Lectura: Mc 15,20b-40
Lo hicieron salir
para crucificarlo. Como pasaba por allí Simón de Cirene, padre de Alejandro y
de Rufo, que regresaba del campo, lo obligaron a llevar la cruz de Jesús. Y
condujeron a Jesús a un lugar llamado Gólgota, que significa: «lugar del
Cráneo». Le ofrecieron vino mezclado con mirra, pero Él no lo tomó. Después lo
crucificaron.
Los soldados se
repartieron sus vestiduras, sorteándolas para ver qué le tocaba a cada uno. Ya
mediaba la mañana cuando lo crucificaron. La inscripción que indicaba la causa
de su condena decía: «El rey de los judíos». Con él crucificaron a dos ladrones,
uno a su derecha y el otro a su izquierda. (Y
se cumplió la Escritura que dice: «Fue contado entre los malhechores»)
Los que pasaban lo
insultaban, movían la cabeza y decían: ¡«Eh, Tú, que destruyes el Templo y en
tres días lo vuelves a edificar, sálvate a ti mismo y baja de la cruz!». De la
misma manera, los sumos sacerdotes y los escribas se burlaban y decían entre
sí: «¡Ha salvado a otros y no puede salvarse a sí mismo!
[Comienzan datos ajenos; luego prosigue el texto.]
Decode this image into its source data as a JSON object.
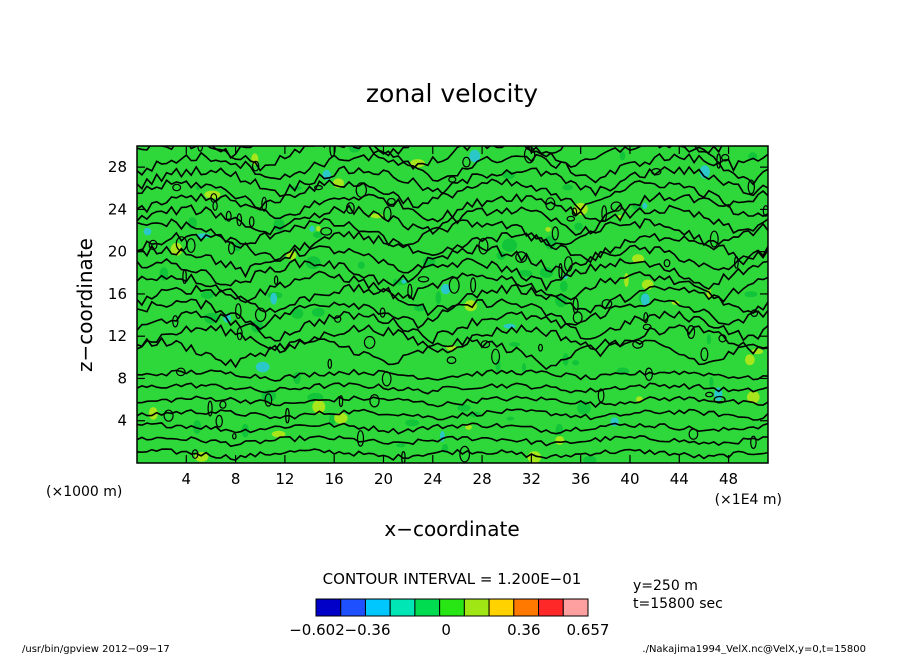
{
  "chart_data": {
    "type": "heatmap",
    "title": "zonal velocity",
    "xlabel": "x−coordinate",
    "ylabel": "z−coordinate",
    "x_unit_label": "(×1E4 m)",
    "y_unit_label": "(×1000 m)",
    "x_ticks": [
      "4",
      "8",
      "12",
      "16",
      "20",
      "24",
      "28",
      "32",
      "36",
      "40",
      "44",
      "48"
    ],
    "y_ticks": [
      "4",
      "8",
      "12",
      "16",
      "20",
      "24",
      "28"
    ],
    "xlim": [
      0,
      51.2
    ],
    "ylim": [
      0,
      30
    ],
    "contour_interval_text": "CONTOUR INTERVAL = 1.200E−01",
    "info_lines": [
      "y=250 m",
      "t=15800 sec"
    ],
    "colorbar": {
      "colors": [
        "#0000c8",
        "#1e50ff",
        "#00c8ff",
        "#00e6b4",
        "#00dc50",
        "#28e614",
        "#a0e614",
        "#ffd200",
        "#ff7800",
        "#ff2828",
        "#ffa0a0"
      ],
      "labels": [
        {
          "text": "−0.602",
          "value": -0.602
        },
        {
          "text": "−0.36",
          "value": -0.36
        },
        {
          "text": "0",
          "value": 0
        },
        {
          "text": "0.36",
          "value": 0.36
        },
        {
          "text": "0.657",
          "value": 0.657
        }
      ],
      "range": [
        -0.602,
        0.657
      ]
    },
    "dominant_color": "#2fd83a",
    "dark_patch_color": "#12c43a",
    "cyan_patch_color": "#2ac8c8",
    "yellow_patch_color": "#a8e61c",
    "contour_color": "#000000"
  },
  "footer": {
    "left": "/usr/bin/gpview   2012−09−17",
    "right": "./Nakajima1994_VelX.nc@VelX,y=0,t=15800"
  }
}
Es el Mesías, el rey
de Israel, ¡que baje ahora de la cruz, para que veamos y creamos!». También lo
insultaban los que habían sido crucificados con Él.
Al mediodía, se
oscureció toda la tierra hasta las tres de la tarde; y a esa hora, Jesús
exclamó en alta voz: «Eloi, Eloi, lamá sabactani», que significa: «Dios mío,
Dios mío, ¿por qué me has abandonado?». Algunos de los que se encontraban allí,
al oírlo, dijeron: «Está llamando a Elías». Uno corrió a mojar una esponja en
vinagre y, poniéndola en la punta de una caña le dio de beber, diciendo: «Vamos
a ver si Elías viene a bajarlo». Entonces Jesús, dando un grito, expiró.
El velo del Templo se
rasgó en dos, de arriba abajo. Al verlo expirar así, el centurión que estaba
frente a él, exclamó: «¡Verdaderamente, este hombre era Hijo de Dios!». Había
también allí algunas mujeres que miraban de lejos.
Meditación:
Mirando la Cruz,
podemos contemplar tanto la obra de Dios como las diversas actitudes de los
hombres. Vemos a Jesús que se entrega por nosotros, que lo hace hasta el final,
que no ahorra sufrimientos, que nos da su Espíritu. “No hay amor más grande que
dar la vida” (Cf. Jn 15,13).
Vemos también la
crueldad de los soldados, los insultos de muchos, la ayuda -forzada al
comienzo- del Cireneo, la compañía -a la distancia- de las mujeres…
Meditando la Pasión y
Muerte del Señor no sólo nos acercamos a su amor infinito sino que somos
transformados por ese amor. En la Cruz encontramos la mejor escuela de todas
las virtudes: allí vemos la paciencia, la entrega, la humildad, la
misericordia…
•
¿Tengo presente en mi vida lo que Cristo hizo por mí?
•
¿Uno mis sufrimientos a los del Señor Jesús por la salvación
de los demás?
•
¿Trato de luchar contra mis pecados, por los cuales Jesús
murió en la Cruz?
Oración:
Dulcísimo Jesús, Hijo
de Dios vivo, Dios y Hombre verdadero, Redentor de mi alma: por el amor con que
sufriste ser vendido de Judas, preso y atado por mi salvación: ¡Ten
misericordia de mí!
Benignísimo Jesús
mío: por el amor con que padeciste por mi alma tantos desprecios, irrisiones,
negaciones y tormentos en la casa de Caifás: ¡Ten misericordia de mi!
Pacientísimo Jesús
mío: por el amor con que por mi padeciste tantos falsos testimonios, afrentas,
injurias y acusaciones falsas en la casa de Pilato: ¡Ten misericordia de mí!
Mansísimo Jesús de mi
alma: por los desprecios, escarnios y burlas de la casa de Herodes; por los
azotes, corona de espinas y mofas sangrientas y condenación a muerte de la casa
de Pilato: ¡Ten misericordia de mí!
Piadosísimo Jesús de
mi alma: por todo lo que por mí padeciste en tu adorable Pasión, desde la casa
de Pilato hasta el monte Calvario, donde toleraste por mi amor el ser
crucificado para que yo me salvase: ¡Ten misericordia de mí, ten misericordia
de mí, ten misericordia de mí! Amén (San
Buenaventura).
Contemplación:
Contemplando la
imagen del Crucificado, repitamos en nuestro interior: “Hijo de Dios”.
Acción:
Tener siempre una crucecita o un
crucifijo para recordar el amor infinito de Dios y así tratar de corresponder.